Apoyado sobre el auto, esta este hombre. Viste unos pantalones sport con zapatillas de cuero, una camisa con dos botones desprendidos y un sobretodo negro, moderno. Su pelo corto está un poco revuelto. Me gusta así. Nunca me gustó lo formal. Nunca lo fui antes del accidente. Nunca lo fuimos vos y yo. No fuimos formales ni constantes en nada. No fuimos del todo honestos y mucho menos convencionales. No fuimos tantas cosas que habernos amado fue lo único que nos definió. Todo esto pienso en el segundo exacto en que este hombre nuevo, sonríe cuando me ve.

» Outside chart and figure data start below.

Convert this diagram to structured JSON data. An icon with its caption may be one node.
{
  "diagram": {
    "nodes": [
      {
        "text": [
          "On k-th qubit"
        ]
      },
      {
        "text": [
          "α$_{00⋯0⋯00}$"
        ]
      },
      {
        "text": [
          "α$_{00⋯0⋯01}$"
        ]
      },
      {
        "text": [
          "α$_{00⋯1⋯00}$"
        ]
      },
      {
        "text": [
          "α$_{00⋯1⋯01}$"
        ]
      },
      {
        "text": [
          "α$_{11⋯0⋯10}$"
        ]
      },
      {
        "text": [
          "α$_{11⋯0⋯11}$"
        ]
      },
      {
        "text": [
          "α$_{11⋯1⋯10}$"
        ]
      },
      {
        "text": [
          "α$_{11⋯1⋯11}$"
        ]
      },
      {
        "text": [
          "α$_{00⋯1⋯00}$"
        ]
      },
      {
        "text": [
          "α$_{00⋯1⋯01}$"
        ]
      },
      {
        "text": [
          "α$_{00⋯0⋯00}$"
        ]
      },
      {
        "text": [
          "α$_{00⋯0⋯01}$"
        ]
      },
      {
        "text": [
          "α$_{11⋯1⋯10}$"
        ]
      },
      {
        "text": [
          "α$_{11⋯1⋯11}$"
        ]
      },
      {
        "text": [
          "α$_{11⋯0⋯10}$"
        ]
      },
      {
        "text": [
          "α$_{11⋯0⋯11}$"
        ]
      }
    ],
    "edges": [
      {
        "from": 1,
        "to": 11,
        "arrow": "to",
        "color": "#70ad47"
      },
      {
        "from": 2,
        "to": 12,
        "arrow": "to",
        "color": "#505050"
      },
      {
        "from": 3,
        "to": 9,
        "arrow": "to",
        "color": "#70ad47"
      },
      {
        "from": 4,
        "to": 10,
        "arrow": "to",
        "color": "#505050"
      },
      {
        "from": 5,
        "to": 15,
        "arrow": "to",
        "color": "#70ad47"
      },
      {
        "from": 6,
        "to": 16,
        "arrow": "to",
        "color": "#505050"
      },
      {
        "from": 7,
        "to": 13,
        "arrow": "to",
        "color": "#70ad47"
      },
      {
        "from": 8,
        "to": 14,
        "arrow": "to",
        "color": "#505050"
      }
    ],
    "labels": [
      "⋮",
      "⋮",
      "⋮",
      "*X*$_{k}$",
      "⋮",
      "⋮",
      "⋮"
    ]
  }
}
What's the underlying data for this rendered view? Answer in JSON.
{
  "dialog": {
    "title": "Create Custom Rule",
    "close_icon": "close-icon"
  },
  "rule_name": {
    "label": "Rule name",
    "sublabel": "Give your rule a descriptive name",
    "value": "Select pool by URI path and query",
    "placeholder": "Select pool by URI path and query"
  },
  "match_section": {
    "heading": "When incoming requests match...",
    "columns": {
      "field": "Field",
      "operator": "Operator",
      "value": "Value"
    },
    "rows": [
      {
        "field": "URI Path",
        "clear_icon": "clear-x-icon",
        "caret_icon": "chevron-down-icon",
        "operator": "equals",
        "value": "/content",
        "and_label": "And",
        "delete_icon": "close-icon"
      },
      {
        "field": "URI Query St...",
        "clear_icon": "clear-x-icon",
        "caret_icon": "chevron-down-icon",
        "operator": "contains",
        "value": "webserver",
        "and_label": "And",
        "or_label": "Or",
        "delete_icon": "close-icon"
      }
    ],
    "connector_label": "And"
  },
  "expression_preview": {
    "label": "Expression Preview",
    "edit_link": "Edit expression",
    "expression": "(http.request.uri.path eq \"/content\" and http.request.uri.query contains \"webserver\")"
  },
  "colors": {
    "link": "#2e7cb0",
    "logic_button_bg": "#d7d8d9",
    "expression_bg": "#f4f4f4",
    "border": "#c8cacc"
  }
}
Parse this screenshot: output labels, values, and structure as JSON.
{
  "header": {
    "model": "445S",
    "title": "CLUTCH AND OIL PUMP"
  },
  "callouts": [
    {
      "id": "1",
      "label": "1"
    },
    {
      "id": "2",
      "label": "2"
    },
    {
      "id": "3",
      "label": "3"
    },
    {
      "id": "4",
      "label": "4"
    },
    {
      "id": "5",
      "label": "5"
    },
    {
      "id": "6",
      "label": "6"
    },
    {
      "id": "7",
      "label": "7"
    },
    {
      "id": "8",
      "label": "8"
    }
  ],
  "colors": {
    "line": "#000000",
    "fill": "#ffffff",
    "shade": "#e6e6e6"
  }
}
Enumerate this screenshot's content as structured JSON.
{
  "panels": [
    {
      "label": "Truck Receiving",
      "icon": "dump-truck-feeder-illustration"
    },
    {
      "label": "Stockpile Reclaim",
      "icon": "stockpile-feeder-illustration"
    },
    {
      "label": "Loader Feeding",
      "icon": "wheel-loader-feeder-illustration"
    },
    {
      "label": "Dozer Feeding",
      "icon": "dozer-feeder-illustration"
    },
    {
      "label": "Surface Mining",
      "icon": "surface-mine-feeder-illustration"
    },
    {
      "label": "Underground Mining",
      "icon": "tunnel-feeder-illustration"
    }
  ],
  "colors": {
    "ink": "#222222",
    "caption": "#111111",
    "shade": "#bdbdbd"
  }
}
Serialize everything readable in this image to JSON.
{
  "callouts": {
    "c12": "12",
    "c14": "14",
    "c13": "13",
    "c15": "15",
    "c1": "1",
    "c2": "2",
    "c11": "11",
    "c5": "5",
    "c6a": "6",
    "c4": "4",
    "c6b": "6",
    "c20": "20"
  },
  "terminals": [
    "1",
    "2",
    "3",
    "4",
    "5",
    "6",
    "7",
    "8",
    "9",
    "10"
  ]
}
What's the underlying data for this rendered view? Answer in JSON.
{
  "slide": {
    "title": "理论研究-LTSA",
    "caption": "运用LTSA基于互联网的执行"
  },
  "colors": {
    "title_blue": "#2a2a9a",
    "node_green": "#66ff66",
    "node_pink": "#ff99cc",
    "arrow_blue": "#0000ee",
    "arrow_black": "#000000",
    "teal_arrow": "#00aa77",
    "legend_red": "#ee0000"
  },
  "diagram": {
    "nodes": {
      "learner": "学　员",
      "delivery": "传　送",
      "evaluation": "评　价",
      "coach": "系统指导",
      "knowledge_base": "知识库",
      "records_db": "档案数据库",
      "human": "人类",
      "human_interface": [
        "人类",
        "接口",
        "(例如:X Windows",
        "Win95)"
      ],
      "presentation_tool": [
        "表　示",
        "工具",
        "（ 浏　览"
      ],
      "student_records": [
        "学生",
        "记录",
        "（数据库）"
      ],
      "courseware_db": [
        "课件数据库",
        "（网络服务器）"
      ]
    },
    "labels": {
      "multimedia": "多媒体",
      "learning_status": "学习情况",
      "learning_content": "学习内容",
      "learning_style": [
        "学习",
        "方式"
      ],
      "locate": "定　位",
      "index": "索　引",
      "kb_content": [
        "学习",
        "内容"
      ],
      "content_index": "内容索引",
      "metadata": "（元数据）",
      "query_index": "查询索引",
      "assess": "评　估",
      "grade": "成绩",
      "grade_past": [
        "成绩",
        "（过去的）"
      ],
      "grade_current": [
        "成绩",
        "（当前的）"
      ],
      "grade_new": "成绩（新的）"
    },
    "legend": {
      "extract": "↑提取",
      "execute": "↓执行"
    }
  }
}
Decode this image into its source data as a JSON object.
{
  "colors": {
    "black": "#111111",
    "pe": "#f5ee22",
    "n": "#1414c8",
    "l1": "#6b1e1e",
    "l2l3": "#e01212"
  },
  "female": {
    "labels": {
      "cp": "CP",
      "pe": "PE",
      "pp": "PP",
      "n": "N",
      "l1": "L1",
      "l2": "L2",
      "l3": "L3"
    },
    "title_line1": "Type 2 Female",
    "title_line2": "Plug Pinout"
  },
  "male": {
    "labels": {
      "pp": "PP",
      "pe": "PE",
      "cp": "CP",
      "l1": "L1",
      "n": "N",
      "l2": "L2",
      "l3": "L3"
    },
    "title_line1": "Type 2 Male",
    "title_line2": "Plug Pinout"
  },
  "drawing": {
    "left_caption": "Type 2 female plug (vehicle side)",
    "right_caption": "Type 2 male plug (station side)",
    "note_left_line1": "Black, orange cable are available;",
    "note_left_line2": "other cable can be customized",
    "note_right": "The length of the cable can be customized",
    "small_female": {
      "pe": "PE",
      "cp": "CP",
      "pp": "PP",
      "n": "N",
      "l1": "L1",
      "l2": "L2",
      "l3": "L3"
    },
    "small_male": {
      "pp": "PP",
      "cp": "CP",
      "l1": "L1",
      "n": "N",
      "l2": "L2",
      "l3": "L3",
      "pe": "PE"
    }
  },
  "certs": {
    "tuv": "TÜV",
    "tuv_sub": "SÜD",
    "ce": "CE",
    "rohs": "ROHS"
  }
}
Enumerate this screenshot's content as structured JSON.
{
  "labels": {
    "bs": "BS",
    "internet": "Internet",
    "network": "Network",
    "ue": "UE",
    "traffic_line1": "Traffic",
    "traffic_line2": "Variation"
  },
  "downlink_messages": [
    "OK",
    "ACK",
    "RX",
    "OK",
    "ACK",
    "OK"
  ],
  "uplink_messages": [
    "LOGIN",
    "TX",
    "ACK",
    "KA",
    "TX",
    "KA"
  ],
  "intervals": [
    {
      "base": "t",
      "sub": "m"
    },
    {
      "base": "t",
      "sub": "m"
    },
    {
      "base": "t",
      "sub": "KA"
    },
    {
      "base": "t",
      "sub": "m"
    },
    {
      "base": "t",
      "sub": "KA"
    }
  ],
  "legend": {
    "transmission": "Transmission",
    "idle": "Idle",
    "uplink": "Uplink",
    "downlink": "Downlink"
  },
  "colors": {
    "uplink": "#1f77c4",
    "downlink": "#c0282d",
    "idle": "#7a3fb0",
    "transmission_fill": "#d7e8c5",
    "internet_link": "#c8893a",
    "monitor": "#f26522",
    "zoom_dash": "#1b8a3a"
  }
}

En el mismo instante que piso a la vereda un viento urbano y embolsado, choca contra mí, como las olas violentas contra el acantilado, abriendo mi saco, revolviéndome el pelo y metiéndose por debajo del vestido, entre mis pechos y mis piernas, levantándome la falda. Y ahí, con la bombacha al aire, toda desarticulada, vulnerable y a la intemperie, mis ojos se llenaron de lágrimas, y me eché a reír, a carcajadas, desaforada, como cuando mi papá me hacía cosquillas y yo terminaba revolcada en el piso diciendo ¡pido gancho! Abrí los brazos y deje de luchar, deje de resistir a ese viento salvador que me purgaba, que me liberaba del dolor, del pesar, de los recuerdos, de vos. Te dejé ir, como no pude antes, por el dolor de perderte entre mis brazos, por la culpa de no haber podido salvarte, y de no haber podido soltarte, hasta hoy.
Pude sentirte partir de mí.
Saliste como quien desata un nudo y se libera; con dolor y dulzura, como un alumbramiento. Partiste de mí y me dejaste con la permanente deshecha y los ojos brillantes; revuelta, desarticulada, rota y vuelta a armar. Casi como si supieras que si no lo hacías vos, a mí se me hubiera complicado demasiado. Siempre me viste venir antes de que llegara.
Te mando un beso imaginario al aire. Te respiro por última vez y vuelvo a mí, recalculando, como si retornara de un viaje largo e intenso. Y así, sin más temores que los propios de una primera cita, camino sobre mis tacos, con calma, en paz y desde cero.